Yahoo just revealed that in August 2013, someone stole data linked to more than one billion accounts. Back in September, the company announced a 2014 security breach affecting some 500 million users, however, it believes these two incidents are "likely distinct." Additionally, the company says that it believes the same hackers from the 2014 breach dug into its code and figured out how to forge cookies to target specific accounts. It has invalidated the forged cookies and notified holders of the accounts they were used to access in 2015 or 2016.
Need a spreadsheet or a chart to keep track of all the ways your Yahoo account info is probably floating around right now? There is an FAQ to try and help users figure out what has been stolen, when and how they might be affected.

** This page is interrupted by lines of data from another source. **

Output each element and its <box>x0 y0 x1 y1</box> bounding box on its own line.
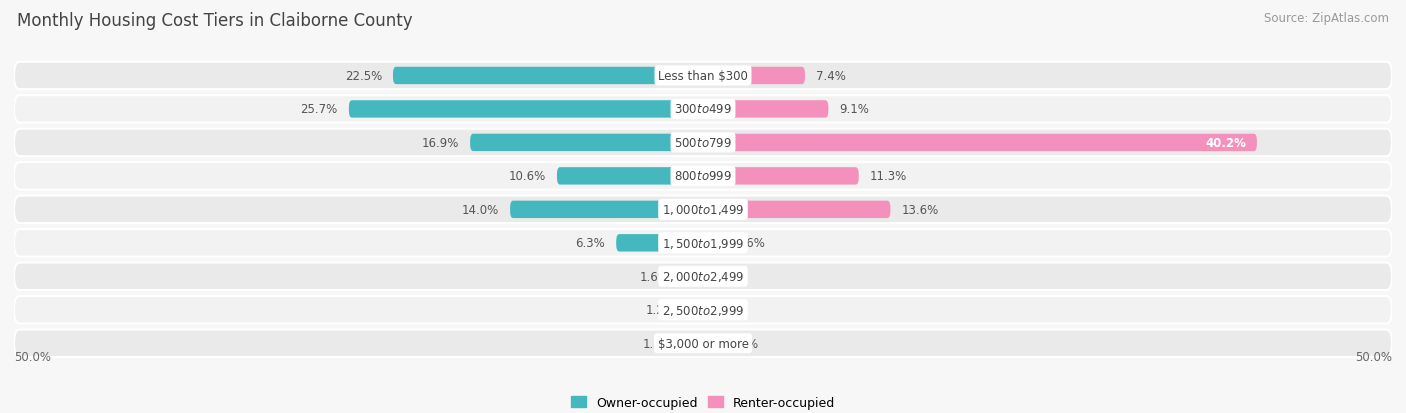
FancyBboxPatch shape <box>14 330 1392 357</box>
FancyBboxPatch shape <box>14 263 1392 290</box>
Text: $1,000 to $1,499: $1,000 to $1,499 <box>662 203 744 217</box>
Text: 1.2%: 1.2% <box>645 304 675 316</box>
Text: 50.0%: 50.0% <box>14 350 51 363</box>
Text: 10.6%: 10.6% <box>509 170 546 183</box>
FancyBboxPatch shape <box>392 68 703 85</box>
FancyBboxPatch shape <box>14 96 1392 123</box>
Text: 0.52%: 0.52% <box>721 337 758 350</box>
Text: 6.3%: 6.3% <box>575 237 605 250</box>
FancyBboxPatch shape <box>557 168 703 185</box>
FancyBboxPatch shape <box>703 134 1257 152</box>
FancyBboxPatch shape <box>683 335 703 352</box>
Text: 25.7%: 25.7% <box>301 103 337 116</box>
FancyBboxPatch shape <box>14 230 1392 257</box>
Text: $500 to $799: $500 to $799 <box>673 137 733 150</box>
Text: 16.9%: 16.9% <box>422 137 460 150</box>
Text: 14.0%: 14.0% <box>461 203 499 216</box>
FancyBboxPatch shape <box>14 129 1392 157</box>
Text: $3,000 or more: $3,000 or more <box>658 337 748 350</box>
Text: 11.3%: 11.3% <box>870 170 907 183</box>
Text: $800 to $999: $800 to $999 <box>673 170 733 183</box>
Text: 50.0%: 50.0% <box>1355 350 1392 363</box>
FancyBboxPatch shape <box>14 196 1392 223</box>
Text: 1.6%: 1.6% <box>737 237 766 250</box>
FancyBboxPatch shape <box>703 68 806 85</box>
FancyBboxPatch shape <box>470 134 703 152</box>
FancyBboxPatch shape <box>703 335 710 352</box>
Text: $1,500 to $1,999: $1,500 to $1,999 <box>662 236 744 250</box>
Text: 1.6%: 1.6% <box>640 270 669 283</box>
FancyBboxPatch shape <box>703 201 890 218</box>
FancyBboxPatch shape <box>703 168 859 185</box>
Text: 0.0%: 0.0% <box>714 304 744 316</box>
FancyBboxPatch shape <box>681 268 703 285</box>
Text: Source: ZipAtlas.com: Source: ZipAtlas.com <box>1264 12 1389 25</box>
FancyBboxPatch shape <box>349 101 703 119</box>
Text: 1.4%: 1.4% <box>643 337 672 350</box>
Text: Monthly Housing Cost Tiers in Claiborne County: Monthly Housing Cost Tiers in Claiborne … <box>17 12 412 30</box>
Text: 0.0%: 0.0% <box>714 270 744 283</box>
FancyBboxPatch shape <box>510 201 703 218</box>
Text: 7.4%: 7.4% <box>815 70 846 83</box>
Legend: Owner-occupied, Renter-occupied: Owner-occupied, Renter-occupied <box>567 391 839 413</box>
FancyBboxPatch shape <box>14 296 1392 324</box>
FancyBboxPatch shape <box>616 235 703 252</box>
Text: $300 to $499: $300 to $499 <box>673 103 733 116</box>
Text: Less than $300: Less than $300 <box>658 70 748 83</box>
Text: $2,000 to $2,499: $2,000 to $2,499 <box>662 270 744 284</box>
Text: 13.6%: 13.6% <box>901 203 939 216</box>
Text: 22.5%: 22.5% <box>344 70 382 83</box>
FancyBboxPatch shape <box>686 301 703 319</box>
FancyBboxPatch shape <box>14 63 1392 90</box>
Text: $2,500 to $2,999: $2,500 to $2,999 <box>662 303 744 317</box>
FancyBboxPatch shape <box>703 235 725 252</box>
FancyBboxPatch shape <box>14 163 1392 190</box>
Text: 40.2%: 40.2% <box>1205 137 1246 150</box>
Text: 9.1%: 9.1% <box>839 103 869 116</box>
FancyBboxPatch shape <box>703 101 828 119</box>
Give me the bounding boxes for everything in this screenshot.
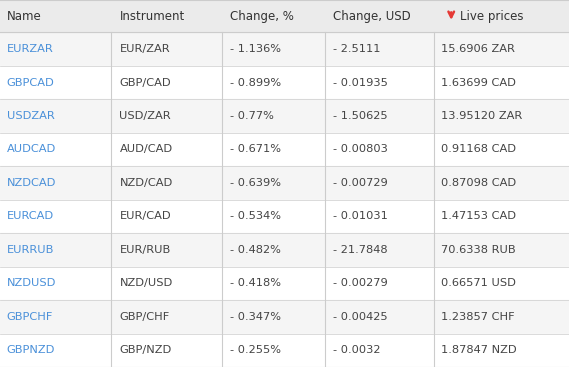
Bar	[0, 32, 569, 66]
Text: USD/ZAR: USD/ZAR	[119, 111, 171, 121]
Text: - 0.671%: - 0.671%	[230, 145, 282, 155]
Text: - 0.0032: - 0.0032	[333, 345, 380, 355]
Bar	[0, 66, 569, 99]
Text: GBP/NZD: GBP/NZD	[119, 345, 172, 355]
Text: NZDCAD: NZDCAD	[7, 178, 56, 188]
Text: - 0.01031: - 0.01031	[333, 211, 387, 221]
Text: GBP/CAD: GBP/CAD	[119, 77, 171, 87]
Text: EUR/ZAR: EUR/ZAR	[119, 44, 170, 54]
Text: - 21.7848: - 21.7848	[333, 245, 387, 255]
Bar	[0, 99, 569, 133]
Text: 1.87847 NZD: 1.87847 NZD	[441, 345, 517, 355]
Bar	[0, 200, 569, 233]
Text: - 0.00279: - 0.00279	[333, 278, 387, 288]
Text: 1.23857 CHF: 1.23857 CHF	[441, 312, 514, 322]
Text: NZDUSD: NZDUSD	[7, 278, 56, 288]
Text: AUDCAD: AUDCAD	[7, 145, 56, 155]
Text: - 1.136%: - 1.136%	[230, 44, 282, 54]
Text: AUD/CAD: AUD/CAD	[119, 145, 172, 155]
Bar	[0, 133, 569, 166]
Text: USDZAR: USDZAR	[7, 111, 55, 121]
Text: - 2.5111: - 2.5111	[333, 44, 380, 54]
Bar	[0, 334, 569, 367]
Bar	[0, 166, 569, 200]
Text: 15.6906 ZAR: 15.6906 ZAR	[441, 44, 515, 54]
Text: Instrument: Instrument	[119, 10, 185, 23]
Text: EURZAR: EURZAR	[7, 44, 53, 54]
Text: - 0.00425: - 0.00425	[333, 312, 387, 322]
Text: - 0.534%: - 0.534%	[230, 211, 282, 221]
Text: 0.87098 CAD: 0.87098 CAD	[441, 178, 516, 188]
Text: EURRUB: EURRUB	[7, 245, 54, 255]
Bar	[0, 266, 569, 300]
Text: EURCAD: EURCAD	[7, 211, 54, 221]
Text: Live prices: Live prices	[460, 10, 524, 23]
Text: - 0.418%: - 0.418%	[230, 278, 282, 288]
Bar	[0, 0, 569, 32]
Bar	[0, 300, 569, 334]
Text: EUR/RUB: EUR/RUB	[119, 245, 171, 255]
Text: - 0.639%: - 0.639%	[230, 178, 282, 188]
Text: - 0.01935: - 0.01935	[333, 77, 387, 87]
Text: GBPCHF: GBPCHF	[7, 312, 53, 322]
Text: 13.95120 ZAR: 13.95120 ZAR	[441, 111, 522, 121]
Text: - 0.899%: - 0.899%	[230, 77, 282, 87]
Text: NZD/USD: NZD/USD	[119, 278, 173, 288]
Text: - 0.255%: - 0.255%	[230, 345, 282, 355]
Text: Name: Name	[7, 10, 42, 23]
Text: Change, %: Change, %	[230, 10, 294, 23]
Text: - 0.00803: - 0.00803	[333, 145, 387, 155]
Text: EUR/CAD: EUR/CAD	[119, 211, 171, 221]
Text: - 0.482%: - 0.482%	[230, 245, 281, 255]
Bar	[0, 233, 569, 266]
Text: NZD/CAD: NZD/CAD	[119, 178, 173, 188]
Text: 70.6338 RUB: 70.6338 RUB	[441, 245, 516, 255]
Text: - 0.347%: - 0.347%	[230, 312, 282, 322]
Text: GBPNZD: GBPNZD	[7, 345, 55, 355]
Text: 1.47153 CAD: 1.47153 CAD	[441, 211, 516, 221]
Text: - 1.50625: - 1.50625	[333, 111, 387, 121]
Text: 0.66571 USD: 0.66571 USD	[441, 278, 516, 288]
Text: GBP/CHF: GBP/CHF	[119, 312, 170, 322]
Text: Change, USD: Change, USD	[333, 10, 411, 23]
Text: - 0.00729: - 0.00729	[333, 178, 387, 188]
Text: 0.91168 CAD: 0.91168 CAD	[441, 145, 516, 155]
Text: GBPCAD: GBPCAD	[7, 77, 55, 87]
Text: - 0.77%: - 0.77%	[230, 111, 274, 121]
Text: 1.63699 CAD: 1.63699 CAD	[441, 77, 516, 87]
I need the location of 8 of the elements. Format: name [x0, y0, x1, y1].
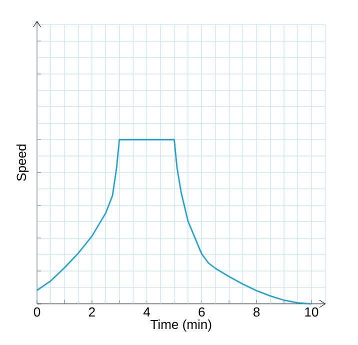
x-tick-label: 2 [88, 307, 95, 316]
x-tick-label: 8 [254, 307, 260, 317]
x-axis-title: Time (min) [150, 319, 212, 332]
y-axis-title: Speed [16, 144, 29, 181]
x-tick-label: 10 [305, 307, 318, 317]
x-tick-label: 4 [143, 307, 150, 316]
x-tick-label: 0 [34, 307, 40, 317]
x-tick-label: 6 [198, 307, 205, 317]
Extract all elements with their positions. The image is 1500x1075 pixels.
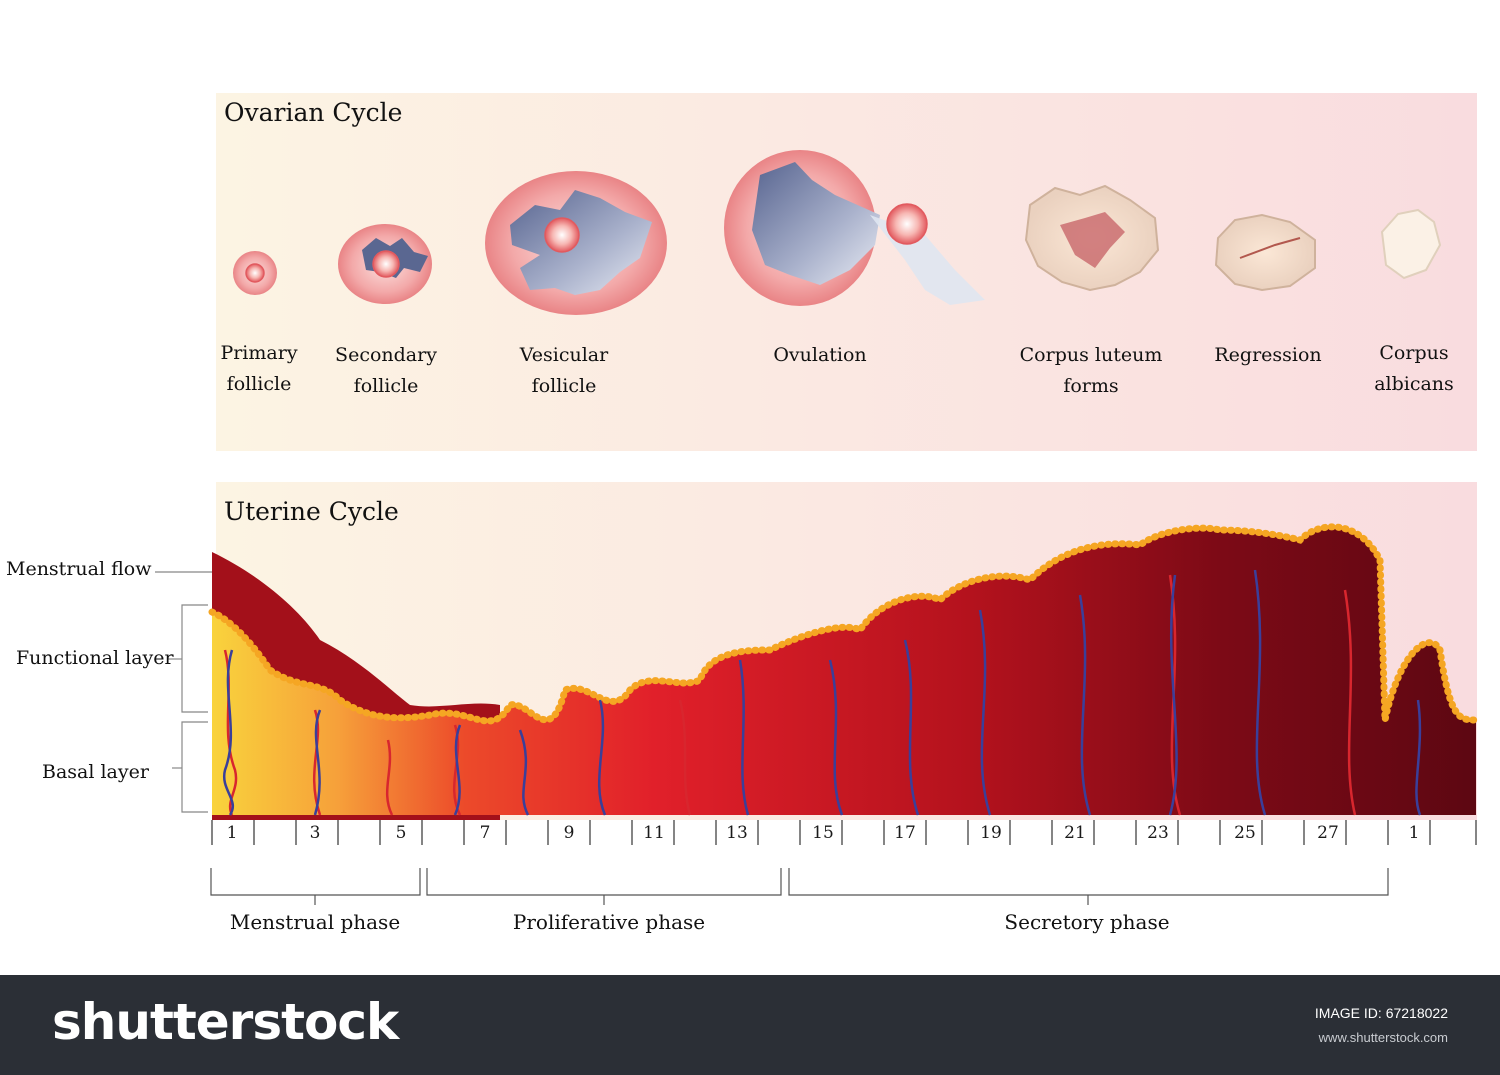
layer-brackets (155, 571, 212, 813)
diagram-canvas (155, 150, 1480, 905)
ovarian-cycle-title: Ovarian Cycle (224, 98, 403, 127)
phase-label-proliferative: Proliferative phase (512, 910, 706, 934)
ovulation-icon (724, 150, 985, 306)
day-label: 11 (643, 823, 665, 843)
label-functional-layer: Functional layer (16, 647, 174, 669)
day-label: 1 (1408, 823, 1420, 843)
day-label: 13 (726, 823, 748, 843)
image-id-value: 67218022 (1385, 1005, 1448, 1021)
regression-icon (1214, 213, 1316, 292)
phase-brackets (210, 868, 1389, 905)
phase-label-menstrual: Menstrual phase (229, 910, 401, 934)
day-label: 5 (395, 823, 407, 843)
blood-vessels (222, 569, 1422, 816)
secondary-follicle-icon (338, 224, 432, 304)
stage-label-regression: Regression (1214, 344, 1322, 366)
label-basal-layer: Basal layer (42, 761, 149, 783)
day-label: 1 (226, 823, 238, 843)
brand-logo: shutterstock (52, 993, 399, 1051)
day-label: 23 (1147, 823, 1169, 843)
corpus-luteum-icon (1024, 184, 1160, 292)
day-label: 17 (894, 823, 916, 843)
image-id-label: IMAGE ID: (1314, 1005, 1382, 1021)
day-ruler (211, 820, 1477, 845)
image-id: IMAGE ID: 67218022 (1315, 1005, 1448, 1021)
day-label: 7 (479, 823, 491, 843)
day-label: 25 (1234, 823, 1256, 843)
stage-label-vesicular-follicle: Vesicular follicle (519, 344, 609, 397)
epithelium-border (208, 523, 1480, 725)
uterine-cycle-title: Uterine Cycle (224, 497, 399, 526)
phase-label-secretory: Secretory phase (1004, 910, 1170, 934)
site-url: www.shutterstock.com (1318, 1030, 1448, 1045)
stage-label-corpus-luteum: Corpus luteum forms (1019, 344, 1163, 397)
stage-label-corpus-albicans: Corpus albicans (1374, 342, 1454, 395)
day-label: 3 (309, 823, 321, 843)
day-label: 19 (980, 823, 1002, 843)
day-label: 15 (812, 823, 834, 843)
stage-label-secondary-follicle: Secondary follicle (335, 344, 437, 397)
day-label: 9 (563, 823, 575, 843)
day-labels: 1 3 5 7 9 11 13 15 17 19 21 23 25 27 1 (0, 820, 1500, 846)
functional-layer (212, 526, 1476, 815)
footer-bar: shutterstock IMAGE ID: 67218022 www.shut… (0, 975, 1500, 1075)
label-menstrual-flow: Menstrual flow (6, 558, 152, 580)
corpus-albicans-icon (1380, 208, 1442, 280)
vesicular-follicle-icon (485, 171, 667, 315)
stage-label-ovulation: Ovulation (773, 344, 867, 366)
day-label: 21 (1064, 823, 1086, 843)
stage-label-primary-follicle: Primary follicle (220, 342, 298, 395)
day-label: 27 (1317, 823, 1339, 843)
primary-follicle-icon (233, 251, 277, 295)
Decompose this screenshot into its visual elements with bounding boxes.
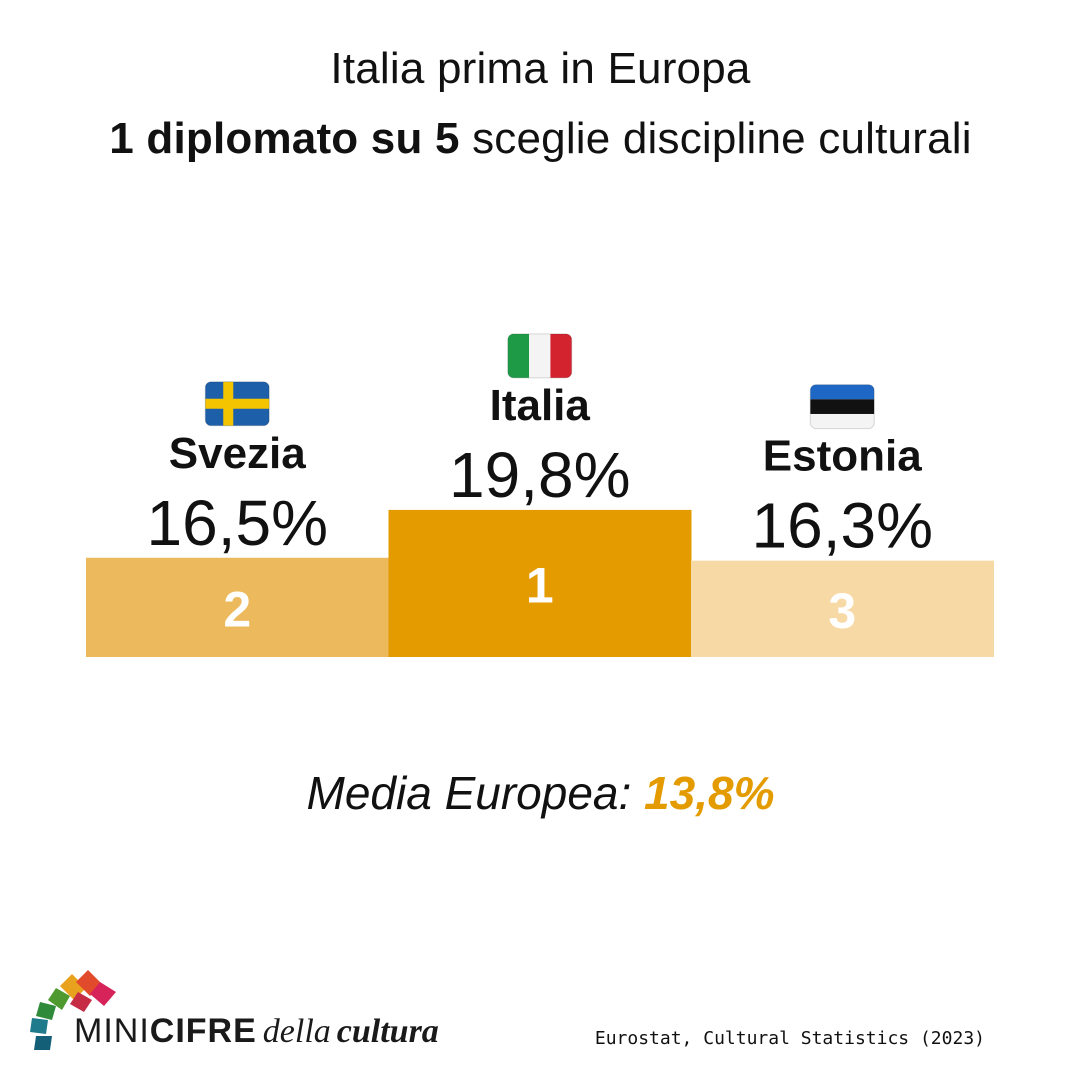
- rank-label: 2: [223, 581, 251, 637]
- value-label: 19,8%: [449, 439, 630, 511]
- country-label: Svezia: [169, 429, 307, 478]
- italy-flag-icon: [507, 333, 573, 379]
- podium-bar-2: [388, 509, 692, 657]
- chart-title: Italia prima in Europa: [330, 44, 751, 93]
- podium-bar-1: [86, 557, 389, 657]
- value-label: 16,3%: [752, 490, 933, 562]
- podium-chart: 2 16,5% Svezia 1 19,8% Italia 3 16,3% Estonia: [86, 333, 994, 657]
- country-label: Estonia: [763, 432, 922, 481]
- logo-della: della: [262, 1013, 331, 1050]
- sweden-flag-icon: [204, 381, 270, 427]
- average-label: Media Europea:: [306, 767, 632, 819]
- logo-cifre: CIFRE: [149, 1012, 257, 1050]
- logo-cultura: cultura: [336, 1013, 439, 1050]
- value-label: 16,5%: [147, 487, 328, 559]
- rank-label: 3: [828, 583, 856, 639]
- rank-label: 1: [526, 557, 554, 613]
- estonia-flag-icon: [809, 384, 875, 430]
- logo: MINICIFRE della cultura: [26, 966, 446, 1056]
- podium-bar-3: [691, 560, 994, 657]
- logo-text: MINICIFRE della cultura: [74, 1014, 439, 1049]
- average-value: 13,8%: [644, 767, 775, 819]
- logo-mini: MINI: [74, 1012, 150, 1050]
- source-note: Eurostat, Cultural Statistics (2023): [594, 1028, 985, 1049]
- chart-subtitle: 1 diplomato su 5 sceglie discipline cult…: [0, 114, 1081, 164]
- european-average: Media Europea: 13,8%: [0, 766, 1081, 820]
- subtitle-rest: sceglie discipline culturali: [459, 114, 972, 163]
- country-label: Italia: [490, 381, 591, 430]
- logo-flower-icon: [30, 970, 116, 1050]
- subtitle-bold: 1 diplomato su 5: [109, 114, 460, 163]
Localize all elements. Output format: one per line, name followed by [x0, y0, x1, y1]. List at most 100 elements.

Still, the massive size of this breach means that for Yahoo users information including "names, email addresses, telephone numbers, dates of birth, hashed passwords (using MD5) and, in some cases, encrypted or unencrypted security questions and answers" is potentially out there. The company is reaching out to potentially affected users, so there should be a message coming your way soon, while the security questions and answers have been invalidated. Of course, if you've used the same information for a security answer somewhere else, then whoever has it could use those answers against you -- change them.
Yahoo's ongoing security investigation and users left scrambling to reset passwords and security questions (again) is just one part of the puzzle. It's unclear how these new revelations affect its $4.83 billion acquisition by (Engadget and AOL parent company) Verizon. Previous reports indicated the carrier could be looking for a discount or way out of the deal altogether, and this bad news probably won't help.